It's a solicitation for new developments in the broad scheme of computing--faster hardware, more storage, better power management, better heat dissipation, simpler software.
Why the need for a separate initiative? Aren't those developments going to happen anyway?
"To meet the relentlessly increasing demands for greater performance, higher energy efficiency, ease of programmability, system dependability, and security, revolutionary new research, development, and design will be essential to enable new generations of advanced DoD computing system capabilities and new classes of computer applications. Current evolutionary approaches to progress in computer designs are inadequate."
Essentially, we're not developing fast enough. Processing speed, heat, internal architecture--none of this will be able to keep up with Moore's law in the future.
And hardware isn't even the only stumbling block: Software needs updating too.
Here are some of the "topics of interest":
- Research on self aware system software, including operating system, runtime system, I/O system, system management/administration, resource management and means of exposing resources, and external environments
- Research on hardware, software and language design that enables highly programmable systems, which reduces the need for users to be aware of system complexity, including heterogeneous cores, the memory hierarchy, etc.
Energy use seems to be a high priority as well.
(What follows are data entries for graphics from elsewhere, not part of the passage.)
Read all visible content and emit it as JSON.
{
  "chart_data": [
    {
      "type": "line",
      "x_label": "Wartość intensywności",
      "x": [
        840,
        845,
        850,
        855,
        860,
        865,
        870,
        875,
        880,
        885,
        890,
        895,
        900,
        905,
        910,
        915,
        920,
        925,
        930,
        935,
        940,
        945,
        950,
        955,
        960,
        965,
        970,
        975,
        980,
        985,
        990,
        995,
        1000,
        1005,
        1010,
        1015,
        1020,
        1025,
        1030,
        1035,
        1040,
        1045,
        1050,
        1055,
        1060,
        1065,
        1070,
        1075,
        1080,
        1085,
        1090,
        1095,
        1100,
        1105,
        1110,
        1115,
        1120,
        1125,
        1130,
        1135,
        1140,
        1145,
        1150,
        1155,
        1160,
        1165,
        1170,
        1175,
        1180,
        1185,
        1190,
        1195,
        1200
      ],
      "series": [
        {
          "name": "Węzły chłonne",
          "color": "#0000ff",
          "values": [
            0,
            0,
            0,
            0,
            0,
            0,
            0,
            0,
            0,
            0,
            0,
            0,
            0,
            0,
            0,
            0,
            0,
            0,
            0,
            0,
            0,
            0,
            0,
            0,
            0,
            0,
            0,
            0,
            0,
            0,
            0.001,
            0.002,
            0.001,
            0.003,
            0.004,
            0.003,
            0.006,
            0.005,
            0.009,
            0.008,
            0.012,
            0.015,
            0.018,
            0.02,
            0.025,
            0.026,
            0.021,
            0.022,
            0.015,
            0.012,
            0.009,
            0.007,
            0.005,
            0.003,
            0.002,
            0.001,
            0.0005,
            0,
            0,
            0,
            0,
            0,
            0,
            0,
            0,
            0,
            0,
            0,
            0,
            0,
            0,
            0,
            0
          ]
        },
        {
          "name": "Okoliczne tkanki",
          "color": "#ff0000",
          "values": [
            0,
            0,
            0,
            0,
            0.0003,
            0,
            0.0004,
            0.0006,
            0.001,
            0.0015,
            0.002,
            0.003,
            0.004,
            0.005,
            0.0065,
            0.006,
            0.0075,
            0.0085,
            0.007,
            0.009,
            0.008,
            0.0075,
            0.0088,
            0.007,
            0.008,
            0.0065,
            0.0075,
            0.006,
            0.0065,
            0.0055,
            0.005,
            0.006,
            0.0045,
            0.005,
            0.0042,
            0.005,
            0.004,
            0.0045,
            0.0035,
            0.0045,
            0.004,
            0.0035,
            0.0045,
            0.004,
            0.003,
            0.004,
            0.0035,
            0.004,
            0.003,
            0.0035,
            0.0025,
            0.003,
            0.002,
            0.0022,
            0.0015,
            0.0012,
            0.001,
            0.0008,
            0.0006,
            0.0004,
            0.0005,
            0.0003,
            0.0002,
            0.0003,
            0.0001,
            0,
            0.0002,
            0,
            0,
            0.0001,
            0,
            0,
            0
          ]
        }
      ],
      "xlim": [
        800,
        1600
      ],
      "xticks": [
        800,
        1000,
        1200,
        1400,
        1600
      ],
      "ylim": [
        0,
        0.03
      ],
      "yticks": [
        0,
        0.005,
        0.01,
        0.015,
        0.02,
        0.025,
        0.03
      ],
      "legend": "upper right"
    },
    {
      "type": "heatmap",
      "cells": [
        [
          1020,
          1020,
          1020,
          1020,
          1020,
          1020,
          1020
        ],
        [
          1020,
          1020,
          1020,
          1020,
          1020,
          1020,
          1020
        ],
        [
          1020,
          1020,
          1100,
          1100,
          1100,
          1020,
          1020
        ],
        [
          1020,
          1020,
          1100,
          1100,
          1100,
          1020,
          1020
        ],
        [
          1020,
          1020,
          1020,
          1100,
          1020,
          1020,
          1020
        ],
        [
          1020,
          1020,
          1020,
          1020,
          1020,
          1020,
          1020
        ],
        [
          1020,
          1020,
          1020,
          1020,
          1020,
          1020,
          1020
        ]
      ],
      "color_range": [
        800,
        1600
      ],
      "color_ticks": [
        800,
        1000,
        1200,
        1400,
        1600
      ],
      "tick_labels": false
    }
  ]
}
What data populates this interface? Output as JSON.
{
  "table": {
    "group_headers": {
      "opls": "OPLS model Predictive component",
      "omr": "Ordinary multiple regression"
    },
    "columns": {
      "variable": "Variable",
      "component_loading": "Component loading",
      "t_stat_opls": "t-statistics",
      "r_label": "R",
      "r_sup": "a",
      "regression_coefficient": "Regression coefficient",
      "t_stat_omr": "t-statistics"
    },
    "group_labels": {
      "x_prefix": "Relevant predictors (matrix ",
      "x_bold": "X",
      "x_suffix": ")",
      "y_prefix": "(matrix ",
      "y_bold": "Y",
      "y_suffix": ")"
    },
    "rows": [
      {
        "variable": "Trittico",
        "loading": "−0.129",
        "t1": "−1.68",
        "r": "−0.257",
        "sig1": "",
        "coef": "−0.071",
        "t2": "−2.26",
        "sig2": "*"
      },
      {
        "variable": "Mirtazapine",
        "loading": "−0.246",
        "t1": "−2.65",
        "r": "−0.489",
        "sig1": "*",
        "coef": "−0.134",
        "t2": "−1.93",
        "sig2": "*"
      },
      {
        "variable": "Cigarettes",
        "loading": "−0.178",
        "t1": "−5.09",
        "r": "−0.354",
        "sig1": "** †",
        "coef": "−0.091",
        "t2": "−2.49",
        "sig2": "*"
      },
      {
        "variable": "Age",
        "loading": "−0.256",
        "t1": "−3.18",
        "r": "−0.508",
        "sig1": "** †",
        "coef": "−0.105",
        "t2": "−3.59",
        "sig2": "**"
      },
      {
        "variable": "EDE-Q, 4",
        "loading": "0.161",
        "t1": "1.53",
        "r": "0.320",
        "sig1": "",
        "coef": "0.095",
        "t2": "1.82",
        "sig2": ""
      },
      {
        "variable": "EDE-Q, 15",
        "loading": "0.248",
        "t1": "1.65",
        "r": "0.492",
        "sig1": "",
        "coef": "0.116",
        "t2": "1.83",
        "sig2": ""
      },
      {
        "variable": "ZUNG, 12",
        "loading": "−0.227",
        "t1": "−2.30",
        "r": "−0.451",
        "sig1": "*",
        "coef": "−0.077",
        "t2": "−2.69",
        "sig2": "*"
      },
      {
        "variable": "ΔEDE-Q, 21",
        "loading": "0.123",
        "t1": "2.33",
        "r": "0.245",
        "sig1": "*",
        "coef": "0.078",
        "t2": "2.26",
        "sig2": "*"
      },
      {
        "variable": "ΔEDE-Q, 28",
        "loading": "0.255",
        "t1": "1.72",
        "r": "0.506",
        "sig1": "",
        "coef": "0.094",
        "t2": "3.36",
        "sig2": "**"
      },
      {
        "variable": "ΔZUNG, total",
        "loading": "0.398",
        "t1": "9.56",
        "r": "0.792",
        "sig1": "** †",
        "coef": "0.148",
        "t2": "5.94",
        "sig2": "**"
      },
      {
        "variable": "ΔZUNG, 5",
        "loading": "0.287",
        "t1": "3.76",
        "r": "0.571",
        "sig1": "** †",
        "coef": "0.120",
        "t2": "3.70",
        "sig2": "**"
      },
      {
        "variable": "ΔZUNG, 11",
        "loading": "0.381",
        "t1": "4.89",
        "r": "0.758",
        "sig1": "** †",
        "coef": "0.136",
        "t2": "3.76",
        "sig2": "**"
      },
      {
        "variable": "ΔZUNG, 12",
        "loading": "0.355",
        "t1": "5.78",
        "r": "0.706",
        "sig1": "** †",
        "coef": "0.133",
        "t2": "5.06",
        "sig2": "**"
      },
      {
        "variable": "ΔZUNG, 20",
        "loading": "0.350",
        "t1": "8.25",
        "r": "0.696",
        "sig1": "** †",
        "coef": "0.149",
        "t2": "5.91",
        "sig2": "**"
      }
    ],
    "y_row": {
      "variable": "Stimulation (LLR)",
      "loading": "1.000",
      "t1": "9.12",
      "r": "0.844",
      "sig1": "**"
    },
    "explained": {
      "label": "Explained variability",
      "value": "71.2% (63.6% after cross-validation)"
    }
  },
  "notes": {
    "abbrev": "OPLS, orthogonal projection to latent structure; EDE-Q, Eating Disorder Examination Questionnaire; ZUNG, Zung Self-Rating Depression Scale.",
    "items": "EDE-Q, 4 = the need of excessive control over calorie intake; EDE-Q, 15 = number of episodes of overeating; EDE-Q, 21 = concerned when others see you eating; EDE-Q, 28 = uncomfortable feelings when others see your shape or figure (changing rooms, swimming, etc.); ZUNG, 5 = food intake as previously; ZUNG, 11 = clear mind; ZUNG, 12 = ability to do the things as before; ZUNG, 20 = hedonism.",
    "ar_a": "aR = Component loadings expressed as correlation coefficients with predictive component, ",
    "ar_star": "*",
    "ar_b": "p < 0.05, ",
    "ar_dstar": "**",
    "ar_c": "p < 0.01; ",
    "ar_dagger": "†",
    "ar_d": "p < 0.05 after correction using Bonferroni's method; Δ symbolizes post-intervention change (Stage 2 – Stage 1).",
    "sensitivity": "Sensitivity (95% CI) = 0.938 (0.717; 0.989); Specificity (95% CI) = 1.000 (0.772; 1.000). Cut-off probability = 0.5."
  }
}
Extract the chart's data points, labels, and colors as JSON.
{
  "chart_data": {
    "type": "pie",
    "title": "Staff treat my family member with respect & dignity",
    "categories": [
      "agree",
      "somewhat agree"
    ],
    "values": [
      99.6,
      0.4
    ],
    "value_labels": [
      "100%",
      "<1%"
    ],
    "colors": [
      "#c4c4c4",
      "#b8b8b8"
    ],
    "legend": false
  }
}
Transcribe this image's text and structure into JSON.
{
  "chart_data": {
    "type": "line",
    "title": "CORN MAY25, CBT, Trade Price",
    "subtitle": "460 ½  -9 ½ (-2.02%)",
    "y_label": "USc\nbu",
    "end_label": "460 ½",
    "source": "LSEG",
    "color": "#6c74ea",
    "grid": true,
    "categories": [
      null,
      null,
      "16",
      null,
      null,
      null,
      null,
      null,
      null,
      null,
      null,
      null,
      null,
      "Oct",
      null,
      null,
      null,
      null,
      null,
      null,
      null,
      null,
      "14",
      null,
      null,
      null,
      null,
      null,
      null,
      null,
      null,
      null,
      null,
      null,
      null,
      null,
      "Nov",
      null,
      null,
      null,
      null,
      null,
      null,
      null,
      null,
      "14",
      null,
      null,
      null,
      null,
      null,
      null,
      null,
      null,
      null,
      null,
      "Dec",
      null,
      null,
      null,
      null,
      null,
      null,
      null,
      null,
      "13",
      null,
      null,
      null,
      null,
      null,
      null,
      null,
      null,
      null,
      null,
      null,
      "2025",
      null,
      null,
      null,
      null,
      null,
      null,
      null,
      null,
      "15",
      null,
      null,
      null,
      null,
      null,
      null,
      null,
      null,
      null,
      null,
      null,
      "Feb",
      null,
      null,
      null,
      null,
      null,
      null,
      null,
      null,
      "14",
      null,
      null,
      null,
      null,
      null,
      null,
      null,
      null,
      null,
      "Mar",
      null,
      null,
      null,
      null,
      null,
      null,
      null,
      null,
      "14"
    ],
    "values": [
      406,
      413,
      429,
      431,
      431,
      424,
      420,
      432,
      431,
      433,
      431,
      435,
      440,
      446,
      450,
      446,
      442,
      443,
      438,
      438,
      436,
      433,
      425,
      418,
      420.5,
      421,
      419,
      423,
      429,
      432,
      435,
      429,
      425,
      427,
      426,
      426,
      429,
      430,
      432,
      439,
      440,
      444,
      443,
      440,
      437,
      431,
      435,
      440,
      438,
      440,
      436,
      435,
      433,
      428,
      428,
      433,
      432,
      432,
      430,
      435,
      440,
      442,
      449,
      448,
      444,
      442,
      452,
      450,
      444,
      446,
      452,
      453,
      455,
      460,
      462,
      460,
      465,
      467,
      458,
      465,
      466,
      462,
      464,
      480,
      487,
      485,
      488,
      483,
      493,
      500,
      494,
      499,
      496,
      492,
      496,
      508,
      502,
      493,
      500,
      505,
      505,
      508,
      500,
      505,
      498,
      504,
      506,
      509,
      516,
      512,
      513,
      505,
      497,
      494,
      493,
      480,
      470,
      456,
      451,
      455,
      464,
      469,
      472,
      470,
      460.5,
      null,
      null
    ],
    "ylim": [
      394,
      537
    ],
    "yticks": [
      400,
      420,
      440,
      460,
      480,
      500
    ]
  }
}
Research on low power circuits is sought, along with any developments in energy efficiency.
As computing power rises, so does energy use, an undesirable trend. DARPA hopes to find ways to increase ability without increasing energy use quite so much.
And if you're wondering why this is all so vague, it's because this is not much more than a call to arms --DARPA is aiming to encourage development of next-gen computing systems, and of course nobody knows quite what that will look like.
DARPA is aiming for a 2018 launch of these UHPC systems.